The United States is making diplomatic efforts to combat a possible nuclear test by the Democratic People's Republic of Korea (DPRK), deputy State Department spokesman Tom Casey said Wednesday.
"We've been continuing to engage with our six-party partners, as well as others in Asia and Security Council members," Casey said.
Secretary of State Condoleezza Rice, Undersecretary of State Nicholas Burns and Assistant Secretary of State Chris Hill reached out to their diplomatic counterparts in Asia and Europe to send "a strong and unified signal ... that these kinds of threats are certainly not acceptable," the spokesman said.
The U.S. made a flurry of diplomatic efforts after the DPRK announced Tuesday that it will undertake an unprecedented nuclear test.
In a statement issued by the Foreign Ministry, DPRK said "the field of scientific research of the DPRK will in the future conduct a nuclear test under the condition where safety is firmly guaranteed," the official Korean Central News Agency (KCNA) reported.
But the statement did not give specific date or location of the upcoming test.
DPRK "will never use nuclear weapons first but strictly prohibit any threat of nuclear weapons and nuclear transfer," the statement said.

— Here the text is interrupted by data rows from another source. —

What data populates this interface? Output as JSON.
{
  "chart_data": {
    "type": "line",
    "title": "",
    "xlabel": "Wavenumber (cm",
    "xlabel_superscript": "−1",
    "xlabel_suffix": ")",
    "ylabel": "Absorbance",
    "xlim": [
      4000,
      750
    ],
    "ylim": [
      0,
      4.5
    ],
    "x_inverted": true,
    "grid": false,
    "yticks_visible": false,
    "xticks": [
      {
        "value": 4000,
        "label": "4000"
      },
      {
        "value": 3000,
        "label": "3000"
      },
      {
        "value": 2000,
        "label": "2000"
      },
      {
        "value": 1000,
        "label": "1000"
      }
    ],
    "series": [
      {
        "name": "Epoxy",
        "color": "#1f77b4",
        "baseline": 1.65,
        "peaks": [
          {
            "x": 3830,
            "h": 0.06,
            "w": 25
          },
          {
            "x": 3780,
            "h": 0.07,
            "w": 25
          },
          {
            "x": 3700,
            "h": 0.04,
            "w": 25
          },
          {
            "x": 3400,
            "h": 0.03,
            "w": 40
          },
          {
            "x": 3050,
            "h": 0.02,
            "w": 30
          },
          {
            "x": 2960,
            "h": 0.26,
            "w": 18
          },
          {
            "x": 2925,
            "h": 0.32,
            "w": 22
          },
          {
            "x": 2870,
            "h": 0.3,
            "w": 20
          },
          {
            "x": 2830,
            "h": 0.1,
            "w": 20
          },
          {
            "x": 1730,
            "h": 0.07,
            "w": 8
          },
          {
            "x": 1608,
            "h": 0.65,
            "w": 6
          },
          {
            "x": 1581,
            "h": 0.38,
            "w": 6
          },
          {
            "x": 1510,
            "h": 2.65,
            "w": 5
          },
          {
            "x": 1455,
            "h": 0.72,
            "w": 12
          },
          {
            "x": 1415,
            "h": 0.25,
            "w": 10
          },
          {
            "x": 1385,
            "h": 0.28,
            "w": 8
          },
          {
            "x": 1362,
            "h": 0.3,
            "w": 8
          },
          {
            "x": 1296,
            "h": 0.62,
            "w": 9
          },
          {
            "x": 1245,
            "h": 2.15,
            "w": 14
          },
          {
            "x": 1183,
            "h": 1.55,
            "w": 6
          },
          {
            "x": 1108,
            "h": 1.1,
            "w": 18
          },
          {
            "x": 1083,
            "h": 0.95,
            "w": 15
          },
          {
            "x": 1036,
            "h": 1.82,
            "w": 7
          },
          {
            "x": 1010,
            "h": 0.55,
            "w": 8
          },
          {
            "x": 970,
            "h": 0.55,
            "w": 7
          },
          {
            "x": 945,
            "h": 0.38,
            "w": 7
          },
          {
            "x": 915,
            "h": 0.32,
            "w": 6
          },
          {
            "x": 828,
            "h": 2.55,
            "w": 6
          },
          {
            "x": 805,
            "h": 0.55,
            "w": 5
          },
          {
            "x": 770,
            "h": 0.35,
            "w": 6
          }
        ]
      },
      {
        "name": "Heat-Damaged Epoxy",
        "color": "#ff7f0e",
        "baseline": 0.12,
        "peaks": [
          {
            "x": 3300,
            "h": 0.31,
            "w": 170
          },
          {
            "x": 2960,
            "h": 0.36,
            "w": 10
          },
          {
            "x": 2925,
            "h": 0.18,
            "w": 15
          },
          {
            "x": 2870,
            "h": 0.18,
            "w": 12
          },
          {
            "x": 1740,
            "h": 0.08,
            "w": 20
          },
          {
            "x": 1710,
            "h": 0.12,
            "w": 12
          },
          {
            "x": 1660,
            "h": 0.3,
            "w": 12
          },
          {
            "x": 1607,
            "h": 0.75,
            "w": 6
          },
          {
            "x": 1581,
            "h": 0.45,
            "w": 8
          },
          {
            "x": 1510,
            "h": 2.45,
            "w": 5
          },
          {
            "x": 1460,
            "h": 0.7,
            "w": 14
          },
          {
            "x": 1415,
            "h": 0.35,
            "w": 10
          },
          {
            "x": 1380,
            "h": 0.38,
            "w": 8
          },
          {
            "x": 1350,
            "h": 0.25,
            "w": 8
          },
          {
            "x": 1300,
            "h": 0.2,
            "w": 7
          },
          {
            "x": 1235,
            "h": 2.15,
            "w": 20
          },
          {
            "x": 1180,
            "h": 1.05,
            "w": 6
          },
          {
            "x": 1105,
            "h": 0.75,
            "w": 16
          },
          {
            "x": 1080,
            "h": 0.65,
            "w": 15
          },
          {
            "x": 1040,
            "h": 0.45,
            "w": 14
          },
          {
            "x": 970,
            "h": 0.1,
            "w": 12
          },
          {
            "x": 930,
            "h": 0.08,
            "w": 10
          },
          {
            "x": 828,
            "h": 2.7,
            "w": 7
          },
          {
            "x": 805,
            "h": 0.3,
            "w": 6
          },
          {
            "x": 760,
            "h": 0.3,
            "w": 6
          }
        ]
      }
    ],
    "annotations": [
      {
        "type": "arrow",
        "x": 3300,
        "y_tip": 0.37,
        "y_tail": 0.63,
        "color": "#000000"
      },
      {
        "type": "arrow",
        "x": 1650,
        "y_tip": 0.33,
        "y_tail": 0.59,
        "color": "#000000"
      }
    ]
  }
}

Pyongyang also affirmed that it would strive to "realize the denuclearization of the (Korean) peninsula and give impetus to the worldwide nuclear disarmament and the ultimate elimination of nuclear weapons."
The statement accused the United States of adopting a hostile policy towards the DPRK, saying that's why it must conduct a nuclear test as a way of bolstering war deterrent.
U.S. Secretary of State Condoleezza Rice said on Tuesday that a nuclear test by the DPRK would be a "very provocative" act.